Our results indicate that most optic disc parameters calculated from a reference plane and with a manually drawn user-defined region are uniformly reproducible (ie show no heteroscedasticity) and that several parameters may prove useful for glaucoma follow-up and detection. In addition, the use of mean images appeared to be better than single images, in agreement with an earlier report by Weinreb et al.30 So far, few studies have reported on the possible value of SLO optic disc biometry for glaucoma follow-up. One possible technique for follow-up, the Topographic Change Analysis20 was used by Chauhan et al21 in a 5-year longitudinal follow-up study. During these 5 years, more glaucoma patients showed a progressive loss of optic nerve head tissue than a progressive loss of visual field function. Their findings support the idea that the main merit of SLO technology lies in glaucoma follow-up, rather than its detection. Regarding automated perimetry, the results reported by Artes et al31 clearly show heteroscedasticity below threshold values of 30 dB. Our study underlines the importance of taking this determinant of measurement precision into account. Heteroscedasticity may otherwise cause erroneous over- or underestimation of the significance of change in a parameter. It is conceivable that the accuracy of follow-up of more severe stages of glaucoma by automated perimetry is limited. Using the data from Artes et al,31 the DCI for glaucoma follow-up of standard automated perimetry in our study group was calculated to be at best 5.6 below a 30 dB threshold, but probably less because of the heteroscedasticity. As can be seen in Table 5, at least two SLO parameters yielded clearly higher values (ie >8.0). This is an example of the comparative function of the DCI between different instruments and suggests that SLO optic disc biometry could be of added clinical usefulness in glaucoma follow-up.

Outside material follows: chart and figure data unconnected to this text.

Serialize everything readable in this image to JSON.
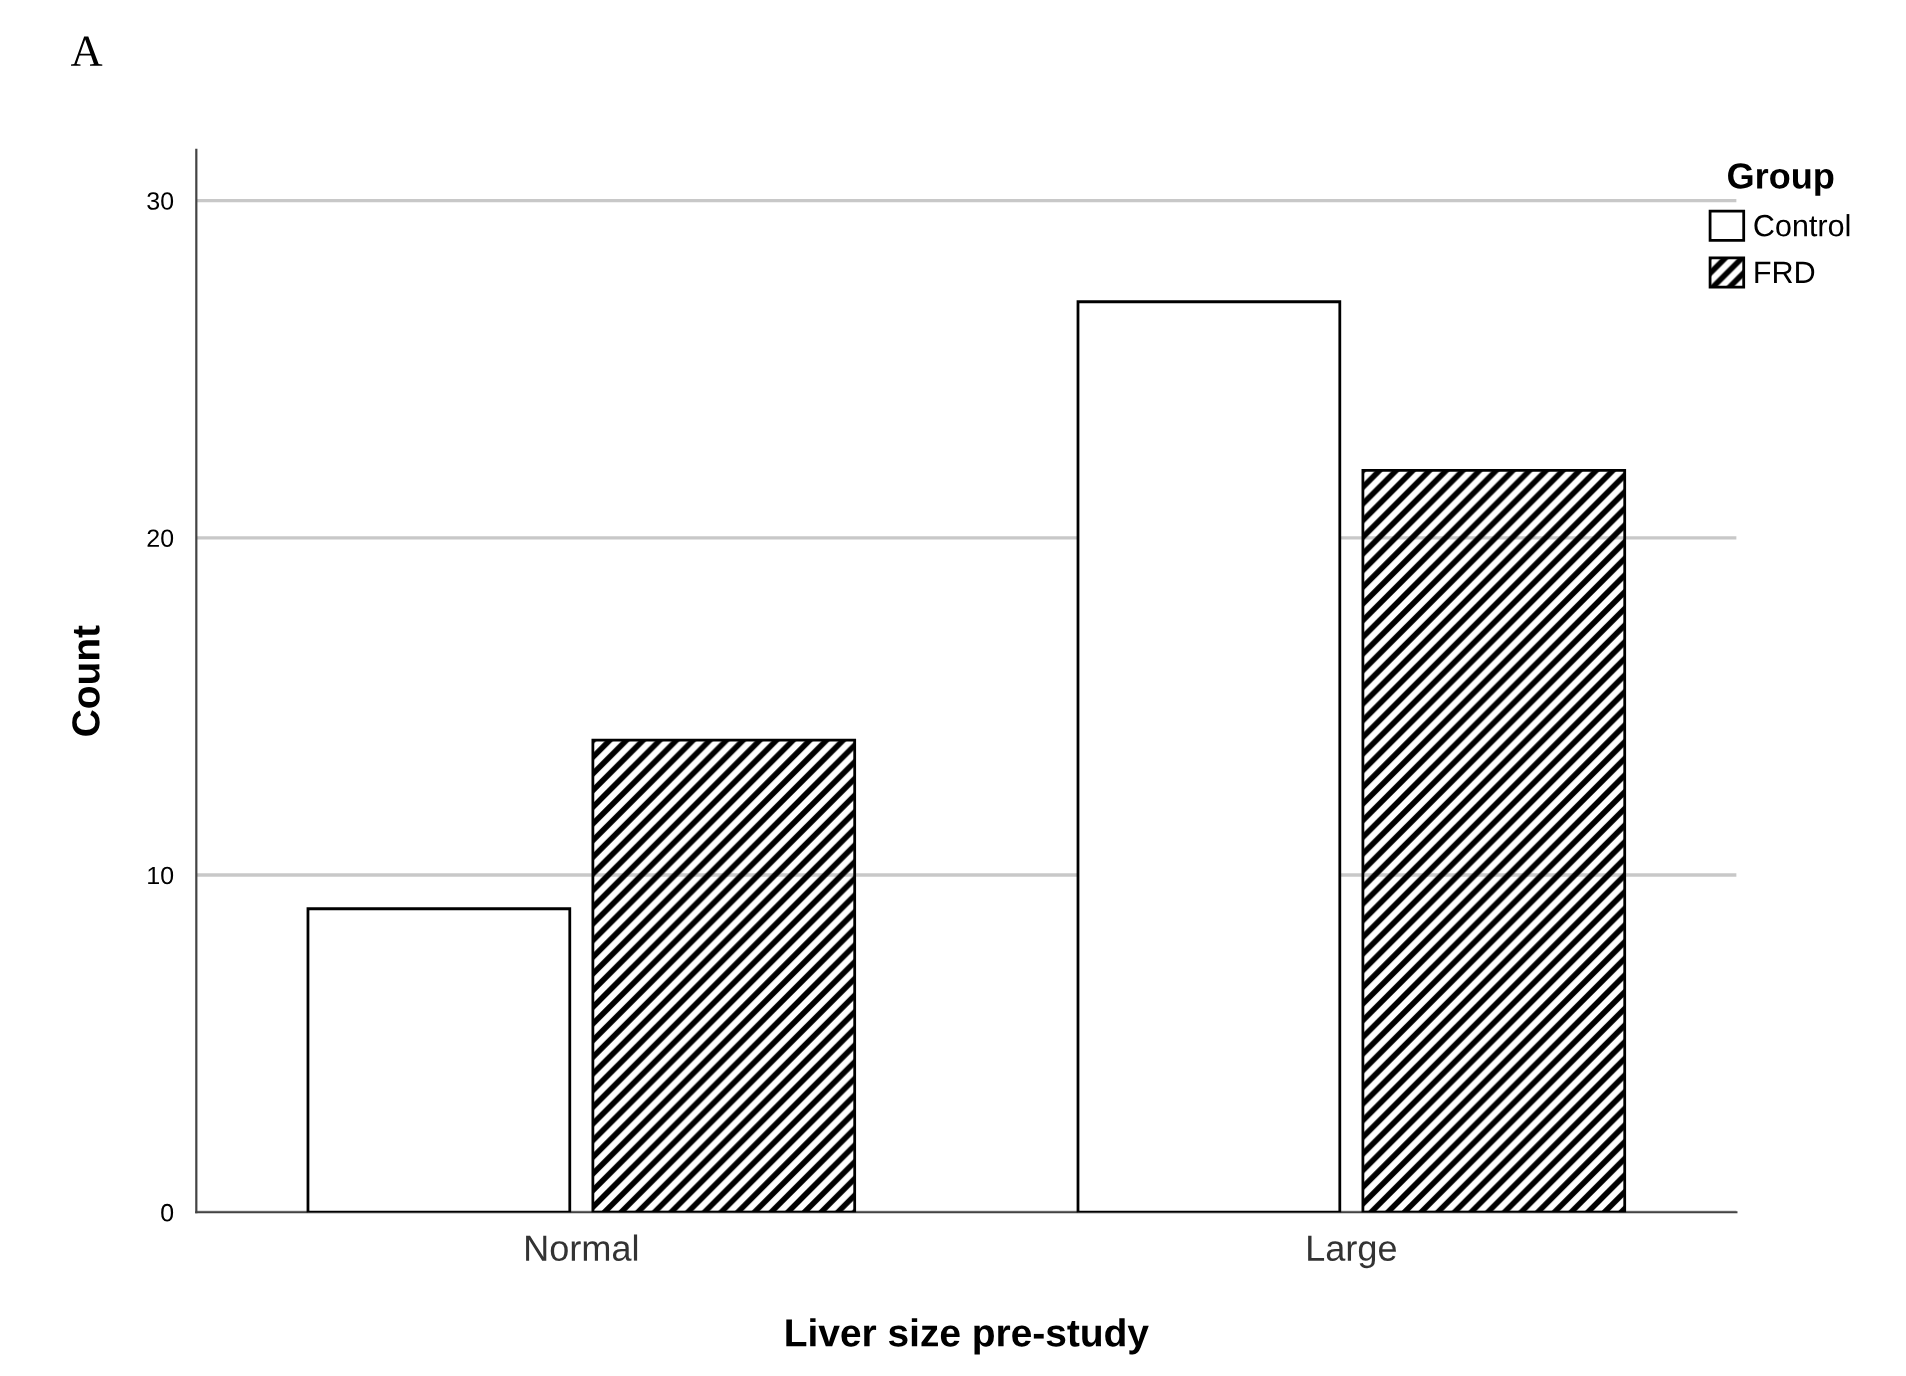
{
  "chart_data": {
    "type": "bar",
    "xlabel": "Liver size pre-study",
    "ylabel": "Count",
    "categories": [
      "Normal",
      "Large"
    ],
    "series": [
      {
        "name": "Control",
        "color": "#ffffff",
        "values": [
          9,
          27
        ]
      },
      {
        "name": "FRD",
        "color": "#000000",
        "values": [
          14,
          22
        ]
      }
    ],
    "legend_title": "Group",
    "legend": "top right",
    "ylim": [
      0,
      31.5
    ],
    "yticks": [
      0,
      10,
      20,
      30
    ],
    "grid": "y",
    "annotations": [
      "A"
    ]
  }
}
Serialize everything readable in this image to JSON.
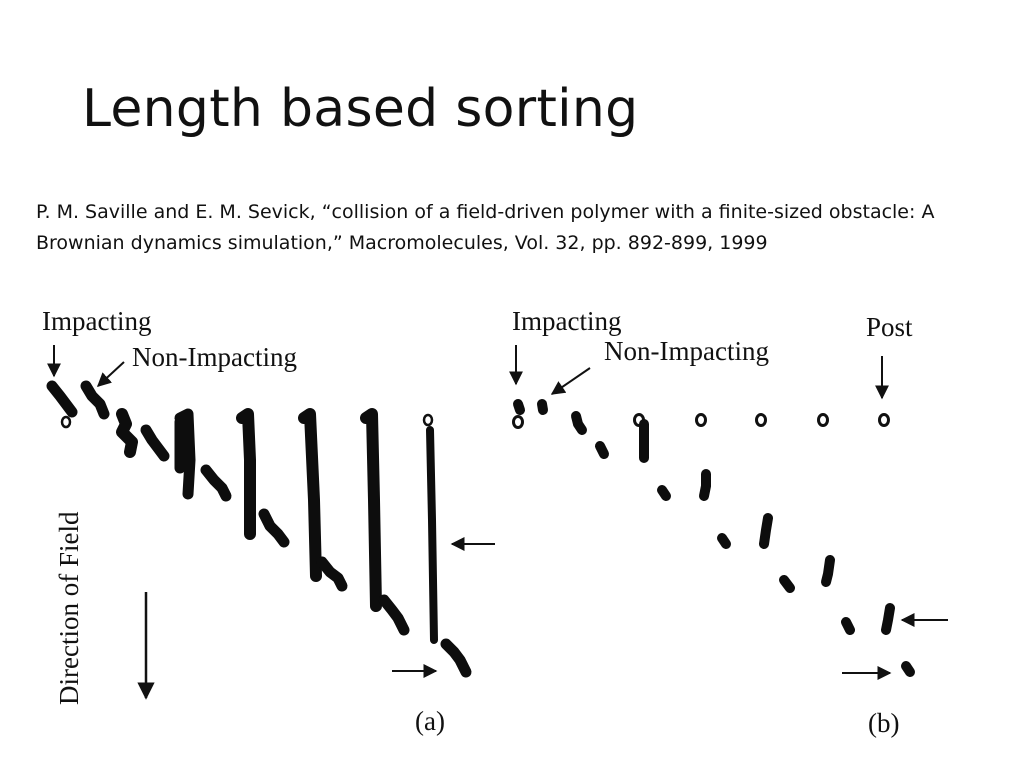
{
  "slide": {
    "title": "Length based sorting",
    "citation": "P. M. Saville and E. M. Sevick, “collision of a field-driven polymer with a finite-sized obstacle: A Brownian dynamics simulation,” Macromolecules, Vol. 32, pp. 892-899, 1999"
  },
  "figure": {
    "panel_a": {
      "label": "(a)",
      "impacting_label": "Impacting",
      "non_impacting_label": "Non-Impacting",
      "field_label": "Direction of Field"
    },
    "panel_b": {
      "label": "(b)",
      "impacting_label": "Impacting",
      "non_impacting_label": "Non-Impacting",
      "post_label": "Post"
    }
  }
}
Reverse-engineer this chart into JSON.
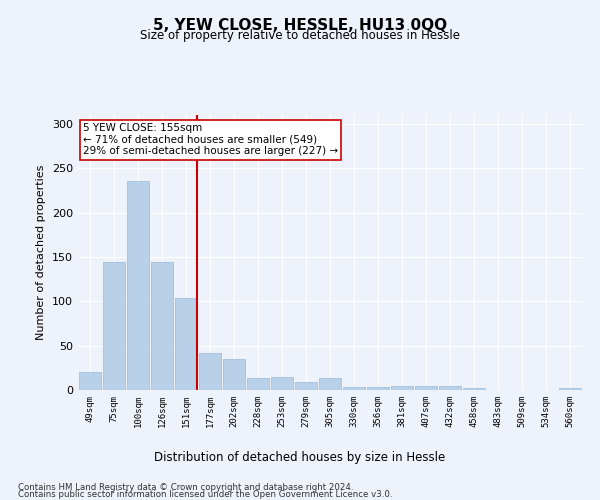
{
  "title": "5, YEW CLOSE, HESSLE, HU13 0QQ",
  "subtitle": "Size of property relative to detached houses in Hessle",
  "xlabel": "Distribution of detached houses by size in Hessle",
  "ylabel": "Number of detached properties",
  "categories": [
    "49sqm",
    "75sqm",
    "100sqm",
    "126sqm",
    "151sqm",
    "177sqm",
    "202sqm",
    "228sqm",
    "253sqm",
    "279sqm",
    "305sqm",
    "330sqm",
    "356sqm",
    "381sqm",
    "407sqm",
    "432sqm",
    "458sqm",
    "483sqm",
    "509sqm",
    "534sqm",
    "560sqm"
  ],
  "values": [
    20,
    144,
    236,
    144,
    104,
    42,
    35,
    14,
    15,
    9,
    14,
    3,
    3,
    4,
    4,
    4,
    2,
    0,
    0,
    0,
    2
  ],
  "bar_color": "#b8d0e8",
  "bar_edge_color": "#9ab8d8",
  "vline_idx": 4,
  "vline_color": "#cc0000",
  "annotation_line1": "5 YEW CLOSE: 155sqm",
  "annotation_line2": "← 71% of detached houses are smaller (549)",
  "annotation_line3": "29% of semi-detached houses are larger (227) →",
  "annotation_box_color": "#ffffff",
  "annotation_box_edge": "#cc0000",
  "ylim": [
    0,
    310
  ],
  "yticks": [
    0,
    50,
    100,
    150,
    200,
    250,
    300
  ],
  "bg_color": "#eef2fb",
  "grid_color": "#ffffff",
  "footer_line1": "Contains HM Land Registry data © Crown copyright and database right 2024.",
  "footer_line2": "Contains public sector information licensed under the Open Government Licence v3.0."
}
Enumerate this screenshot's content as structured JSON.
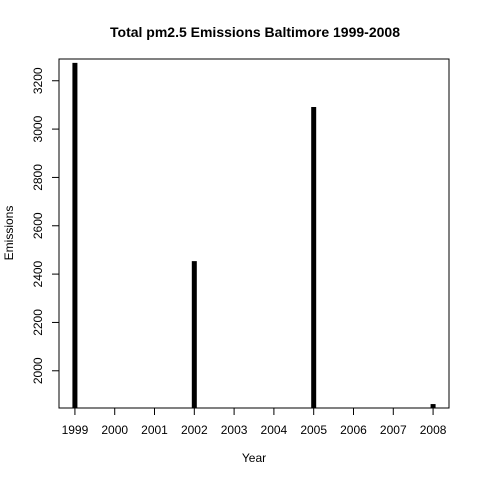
{
  "chart_data": {
    "type": "bar",
    "title": "Total pm2.5 Emissions Baltimore 1999-2008",
    "xlabel": "Year",
    "ylabel": "Emissions",
    "x": [
      1999,
      2002,
      2005,
      2008
    ],
    "values": [
      3274.18,
      2453.92,
      3091.35,
      1862.28
    ],
    "xlim": [
      1998.6,
      2008.4
    ],
    "ylim": [
      1846,
      3290
    ],
    "x_ticks": [
      "1999",
      "2000",
      "2001",
      "2002",
      "2003",
      "2004",
      "2005",
      "2006",
      "2007",
      "2008"
    ],
    "y_ticks": [
      "2000",
      "2200",
      "2400",
      "2600",
      "2800",
      "3000",
      "3200"
    ],
    "grid": false,
    "bar_color": "#000000"
  }
}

We have shown that SLO optic disc biometry is uniformly reproducible in both healthy subjects and glaucoma patients. By expressing measurement precision as LA95%, SLO optic disc parameters can be used in individual patients as a clinical diagnostic tool. A new method, the DCI, has been introduced, providing a quantitative estimate of the clinical usefulness of each parameter. The DCI facilitates the selection of suitable parameters and enables comparison between different measurement techniques. Based on this new method, we suggest that measurement of volume below, mean contour depth, effective area, or average depth by means of SLO may be of added value for glaucoma follow-up. Moreover, we found an attenuated biological variability over time in glaucoma patients.